彼は身体でも心でも泣いていた。あたしはまず身体のほうをそっと舐めとってあげて、それから心のほうも舌ですくってあげた。おなじように酸っぱくて塩辛いあじがした。おなじものでできるんだから。あたしたちは、おなじものを共有したんだから。
「いいよ、帰ろうよ。一緒に。子ども、産むから」
謝らないよ。一生。でも、謝る以外のすべてのものをあげるよ。君と、産まれてくる子どもに。
「子どものなまえ。いま決めたよ。『うた』にしようよ。あたしたちぜんぶ、『うた』にしようよ。生きていくことも、生活することも、音楽みたいな家庭を作ろうよ。あなたはあたしから音楽を奪ったんだから、代わりのものをください。
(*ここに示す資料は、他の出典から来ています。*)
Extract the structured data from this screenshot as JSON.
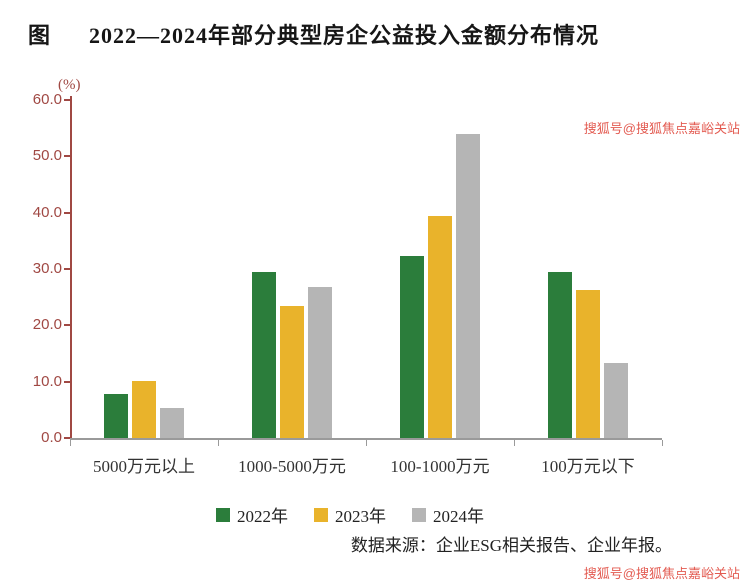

一生かけて、気持ちよくしてください。産まれてきてよかったと、思わせてください。子どもにも、それから、あたしにも」
あたしはそう言って、彼にくちづけをした。弟とキスをするのは初めてだった。こんなキスは誰ともしたことがなかった。セックスは十八歳のときできたのに、キスをする、ただそれだけのために、あたしには二十七年が必要だった。